I have been married for 23 years but feel my husband and I are stuck in a rut. There is no affection or intimacy any more. I have met someone else who I have fallen deeply in love with, but he lives abroad and has a lifelong illness. I love this man so much and want to be with him. He can offer me no financial stability, like my husband, but he makes me feel so loved and special and I feel I desperately want to be with him. Should I go with my heart and try and make a new start with this new man or stick it out with my husband for the sake of financial stability? (I have no children).

Our Reply

Hi Freya,

This sounds like a very difficult crossroads you have come to in your life.

It might be a case of the ‘grass is greener’ while things are not going to plan with your husband. If you are desperately seeking intimacy from your husband then you may have fallen deeper into this relationship than you would have if your marriage was providing you with more.
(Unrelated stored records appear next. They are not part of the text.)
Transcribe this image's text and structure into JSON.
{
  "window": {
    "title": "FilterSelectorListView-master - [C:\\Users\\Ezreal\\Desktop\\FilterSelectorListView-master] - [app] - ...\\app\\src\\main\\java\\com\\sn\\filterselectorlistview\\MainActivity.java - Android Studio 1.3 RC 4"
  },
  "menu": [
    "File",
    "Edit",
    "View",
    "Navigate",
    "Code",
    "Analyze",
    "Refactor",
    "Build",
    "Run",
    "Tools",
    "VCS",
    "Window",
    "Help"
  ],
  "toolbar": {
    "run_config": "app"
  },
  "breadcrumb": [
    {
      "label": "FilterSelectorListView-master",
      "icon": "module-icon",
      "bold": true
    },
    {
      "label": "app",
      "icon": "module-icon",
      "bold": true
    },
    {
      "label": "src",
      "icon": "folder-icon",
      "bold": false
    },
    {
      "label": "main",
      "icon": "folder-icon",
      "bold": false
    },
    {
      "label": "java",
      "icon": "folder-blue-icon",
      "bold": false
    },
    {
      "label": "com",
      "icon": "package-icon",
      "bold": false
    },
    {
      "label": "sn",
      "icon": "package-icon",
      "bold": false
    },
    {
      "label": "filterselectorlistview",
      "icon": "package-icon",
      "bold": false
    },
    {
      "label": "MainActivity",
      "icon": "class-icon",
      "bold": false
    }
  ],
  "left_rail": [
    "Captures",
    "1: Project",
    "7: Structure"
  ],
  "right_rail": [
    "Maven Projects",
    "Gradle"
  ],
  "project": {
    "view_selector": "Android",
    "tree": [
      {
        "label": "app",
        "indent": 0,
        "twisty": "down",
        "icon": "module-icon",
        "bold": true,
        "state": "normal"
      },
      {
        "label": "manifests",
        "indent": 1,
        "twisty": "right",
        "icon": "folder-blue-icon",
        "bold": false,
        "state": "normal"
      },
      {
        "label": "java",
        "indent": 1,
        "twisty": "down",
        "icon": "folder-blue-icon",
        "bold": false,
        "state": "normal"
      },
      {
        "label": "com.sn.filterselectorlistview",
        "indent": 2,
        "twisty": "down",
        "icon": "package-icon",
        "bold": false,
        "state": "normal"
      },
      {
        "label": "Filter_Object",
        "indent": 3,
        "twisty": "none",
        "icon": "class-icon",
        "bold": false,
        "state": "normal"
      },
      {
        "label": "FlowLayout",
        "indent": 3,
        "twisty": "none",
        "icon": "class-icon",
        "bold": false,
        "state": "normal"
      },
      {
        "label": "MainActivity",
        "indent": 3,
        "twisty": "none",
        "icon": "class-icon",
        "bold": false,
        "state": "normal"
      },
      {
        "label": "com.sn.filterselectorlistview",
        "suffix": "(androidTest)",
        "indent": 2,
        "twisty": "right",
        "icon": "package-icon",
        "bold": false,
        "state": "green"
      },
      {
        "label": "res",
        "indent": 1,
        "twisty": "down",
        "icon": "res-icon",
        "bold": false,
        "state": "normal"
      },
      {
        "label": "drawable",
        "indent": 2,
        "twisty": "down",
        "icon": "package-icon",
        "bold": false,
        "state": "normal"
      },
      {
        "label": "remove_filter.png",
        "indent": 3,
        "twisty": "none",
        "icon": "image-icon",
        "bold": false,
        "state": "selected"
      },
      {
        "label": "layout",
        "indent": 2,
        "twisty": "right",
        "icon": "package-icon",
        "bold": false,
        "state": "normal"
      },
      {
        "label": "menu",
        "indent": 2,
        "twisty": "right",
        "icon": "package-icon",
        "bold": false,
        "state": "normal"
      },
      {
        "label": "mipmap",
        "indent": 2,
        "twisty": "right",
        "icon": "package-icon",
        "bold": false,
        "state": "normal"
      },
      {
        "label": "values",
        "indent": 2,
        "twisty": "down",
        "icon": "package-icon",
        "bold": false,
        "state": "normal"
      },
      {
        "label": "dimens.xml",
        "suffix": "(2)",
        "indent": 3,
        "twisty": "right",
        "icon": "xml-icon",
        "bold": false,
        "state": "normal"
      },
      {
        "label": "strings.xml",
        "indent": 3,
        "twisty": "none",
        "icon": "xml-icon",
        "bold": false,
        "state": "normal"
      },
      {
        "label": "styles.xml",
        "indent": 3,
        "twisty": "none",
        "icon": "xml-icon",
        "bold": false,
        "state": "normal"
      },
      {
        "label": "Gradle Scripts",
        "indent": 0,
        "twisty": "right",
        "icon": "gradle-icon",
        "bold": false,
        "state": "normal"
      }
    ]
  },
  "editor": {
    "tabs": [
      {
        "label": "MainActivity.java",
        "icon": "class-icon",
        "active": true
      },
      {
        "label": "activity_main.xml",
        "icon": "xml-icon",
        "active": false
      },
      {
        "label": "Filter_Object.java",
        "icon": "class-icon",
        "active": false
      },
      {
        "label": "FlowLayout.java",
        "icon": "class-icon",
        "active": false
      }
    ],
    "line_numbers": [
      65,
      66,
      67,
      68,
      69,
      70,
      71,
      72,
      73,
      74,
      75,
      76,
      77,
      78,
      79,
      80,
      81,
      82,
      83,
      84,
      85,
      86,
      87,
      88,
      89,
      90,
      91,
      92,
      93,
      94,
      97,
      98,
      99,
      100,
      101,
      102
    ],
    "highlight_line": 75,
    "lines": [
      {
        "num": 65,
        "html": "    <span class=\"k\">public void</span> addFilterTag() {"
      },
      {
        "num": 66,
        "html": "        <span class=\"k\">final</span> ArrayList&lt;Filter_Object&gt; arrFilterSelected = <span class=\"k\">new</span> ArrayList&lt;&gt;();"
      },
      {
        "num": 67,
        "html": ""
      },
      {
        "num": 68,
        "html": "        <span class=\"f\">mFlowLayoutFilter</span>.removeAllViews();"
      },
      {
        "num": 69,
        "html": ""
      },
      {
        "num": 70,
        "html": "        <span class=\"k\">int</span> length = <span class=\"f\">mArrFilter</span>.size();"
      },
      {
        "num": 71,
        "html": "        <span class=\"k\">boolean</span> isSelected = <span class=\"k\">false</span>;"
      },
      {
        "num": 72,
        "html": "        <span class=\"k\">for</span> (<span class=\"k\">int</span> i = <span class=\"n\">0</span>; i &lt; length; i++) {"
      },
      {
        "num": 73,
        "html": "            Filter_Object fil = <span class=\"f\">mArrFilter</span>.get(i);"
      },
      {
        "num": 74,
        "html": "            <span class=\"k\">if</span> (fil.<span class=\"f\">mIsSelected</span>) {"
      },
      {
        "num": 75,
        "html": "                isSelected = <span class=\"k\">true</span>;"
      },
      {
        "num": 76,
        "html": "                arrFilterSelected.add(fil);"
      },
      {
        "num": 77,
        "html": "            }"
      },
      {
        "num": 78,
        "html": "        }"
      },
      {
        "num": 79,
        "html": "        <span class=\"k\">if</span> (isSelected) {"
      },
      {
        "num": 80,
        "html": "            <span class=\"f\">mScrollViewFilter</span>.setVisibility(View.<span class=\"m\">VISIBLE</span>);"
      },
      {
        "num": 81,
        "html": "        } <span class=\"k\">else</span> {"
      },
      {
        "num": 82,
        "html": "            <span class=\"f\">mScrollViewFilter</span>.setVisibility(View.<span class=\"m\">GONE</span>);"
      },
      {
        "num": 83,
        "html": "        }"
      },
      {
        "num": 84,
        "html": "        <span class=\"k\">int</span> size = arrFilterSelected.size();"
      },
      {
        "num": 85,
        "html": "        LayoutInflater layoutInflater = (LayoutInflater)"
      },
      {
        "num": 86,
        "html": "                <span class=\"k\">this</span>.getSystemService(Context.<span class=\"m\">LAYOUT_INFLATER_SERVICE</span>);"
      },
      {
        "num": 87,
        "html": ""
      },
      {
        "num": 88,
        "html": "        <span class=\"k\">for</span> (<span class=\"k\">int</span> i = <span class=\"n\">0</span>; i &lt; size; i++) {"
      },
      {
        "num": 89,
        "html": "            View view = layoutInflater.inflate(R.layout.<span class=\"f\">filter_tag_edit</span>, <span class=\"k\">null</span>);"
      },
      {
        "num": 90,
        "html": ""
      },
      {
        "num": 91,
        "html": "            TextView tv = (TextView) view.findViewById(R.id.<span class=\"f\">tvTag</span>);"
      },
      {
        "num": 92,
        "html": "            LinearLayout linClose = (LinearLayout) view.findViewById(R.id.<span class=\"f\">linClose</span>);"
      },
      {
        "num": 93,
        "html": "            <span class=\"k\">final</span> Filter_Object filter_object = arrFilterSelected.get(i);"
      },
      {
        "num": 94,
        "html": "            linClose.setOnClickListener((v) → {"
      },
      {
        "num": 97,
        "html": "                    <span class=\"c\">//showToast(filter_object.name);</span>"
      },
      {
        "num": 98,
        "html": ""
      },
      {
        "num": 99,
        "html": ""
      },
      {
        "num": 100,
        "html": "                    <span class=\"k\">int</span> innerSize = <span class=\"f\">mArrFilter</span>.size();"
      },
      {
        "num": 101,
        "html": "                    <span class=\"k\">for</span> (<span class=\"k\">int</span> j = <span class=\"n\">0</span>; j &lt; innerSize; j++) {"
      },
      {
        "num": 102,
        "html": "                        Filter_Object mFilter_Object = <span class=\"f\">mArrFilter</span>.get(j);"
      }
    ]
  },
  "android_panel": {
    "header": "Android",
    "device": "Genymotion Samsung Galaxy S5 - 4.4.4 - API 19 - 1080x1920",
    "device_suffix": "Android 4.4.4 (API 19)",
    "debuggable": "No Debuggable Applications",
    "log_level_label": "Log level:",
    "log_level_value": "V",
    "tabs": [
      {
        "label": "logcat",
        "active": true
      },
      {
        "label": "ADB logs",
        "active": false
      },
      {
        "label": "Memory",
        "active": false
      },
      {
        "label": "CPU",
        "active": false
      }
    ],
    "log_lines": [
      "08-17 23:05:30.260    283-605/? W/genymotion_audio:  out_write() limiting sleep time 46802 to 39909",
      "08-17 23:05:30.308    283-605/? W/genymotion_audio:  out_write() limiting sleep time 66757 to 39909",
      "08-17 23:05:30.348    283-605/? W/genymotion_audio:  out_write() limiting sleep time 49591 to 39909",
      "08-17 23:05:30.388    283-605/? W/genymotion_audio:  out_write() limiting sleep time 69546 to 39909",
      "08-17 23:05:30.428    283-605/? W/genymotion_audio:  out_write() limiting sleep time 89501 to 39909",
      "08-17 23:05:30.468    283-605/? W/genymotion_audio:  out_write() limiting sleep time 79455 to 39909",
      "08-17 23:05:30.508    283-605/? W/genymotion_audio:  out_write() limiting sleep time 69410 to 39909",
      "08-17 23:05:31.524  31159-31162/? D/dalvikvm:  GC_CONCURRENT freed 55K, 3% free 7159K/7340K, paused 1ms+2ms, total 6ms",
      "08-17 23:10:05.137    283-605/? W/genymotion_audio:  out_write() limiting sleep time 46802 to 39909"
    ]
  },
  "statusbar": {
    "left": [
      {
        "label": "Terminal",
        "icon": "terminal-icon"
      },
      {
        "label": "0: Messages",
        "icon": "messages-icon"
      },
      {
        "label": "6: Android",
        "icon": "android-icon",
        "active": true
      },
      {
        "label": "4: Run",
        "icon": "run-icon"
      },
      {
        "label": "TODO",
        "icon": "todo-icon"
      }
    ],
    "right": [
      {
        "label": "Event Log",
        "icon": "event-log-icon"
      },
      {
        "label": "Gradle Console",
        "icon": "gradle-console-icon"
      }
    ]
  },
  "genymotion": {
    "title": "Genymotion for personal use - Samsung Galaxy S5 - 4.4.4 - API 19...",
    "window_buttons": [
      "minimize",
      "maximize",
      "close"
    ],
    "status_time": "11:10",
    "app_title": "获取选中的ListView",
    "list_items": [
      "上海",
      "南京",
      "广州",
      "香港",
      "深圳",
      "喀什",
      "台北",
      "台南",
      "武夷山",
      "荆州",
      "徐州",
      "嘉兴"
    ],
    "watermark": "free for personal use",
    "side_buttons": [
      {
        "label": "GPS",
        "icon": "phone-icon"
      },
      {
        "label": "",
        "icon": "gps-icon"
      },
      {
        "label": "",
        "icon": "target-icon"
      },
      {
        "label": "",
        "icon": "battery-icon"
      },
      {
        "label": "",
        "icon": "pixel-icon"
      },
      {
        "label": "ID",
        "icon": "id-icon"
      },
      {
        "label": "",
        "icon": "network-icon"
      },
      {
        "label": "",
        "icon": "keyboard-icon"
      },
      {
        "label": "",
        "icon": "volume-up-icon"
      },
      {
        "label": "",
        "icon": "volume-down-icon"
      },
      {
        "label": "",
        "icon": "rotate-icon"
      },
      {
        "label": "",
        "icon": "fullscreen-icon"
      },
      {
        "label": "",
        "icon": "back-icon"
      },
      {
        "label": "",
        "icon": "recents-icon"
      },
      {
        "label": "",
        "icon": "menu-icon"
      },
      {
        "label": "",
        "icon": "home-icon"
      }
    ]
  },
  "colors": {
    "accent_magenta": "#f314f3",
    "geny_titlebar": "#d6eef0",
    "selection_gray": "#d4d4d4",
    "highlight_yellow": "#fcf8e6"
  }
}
If you have never met this man how do you know that you love him? It is arguable, but true romantic love usually can only develop when you are physically with the other person. Some can have a very emotional connection over email, phone conversations and other forms of communication. But it is a very different situation once you are in each other’s company. A different kind of love.

It might be worth trying to rekindle what you had with your husband first, so you can be surer of your potential actions. Have you considered couple’s counselling? This could help you to explore why you felt the need to look elsewhere to seek intimacy and give your husband a chance to discuss why he is not giving you the affection you crave.

23 years is a long time to be with someone and all couples go through stagnant phases in which they both have to make an effort to keep things fresh and alive.

At least after exploring these issues truthfully with your partner you can make a more informed decision of what you want to do. If you haven’t talked about his lack of intimacy towards you he may think everything is fine. If he is made aware of your feelings you might be surprised in the change in him.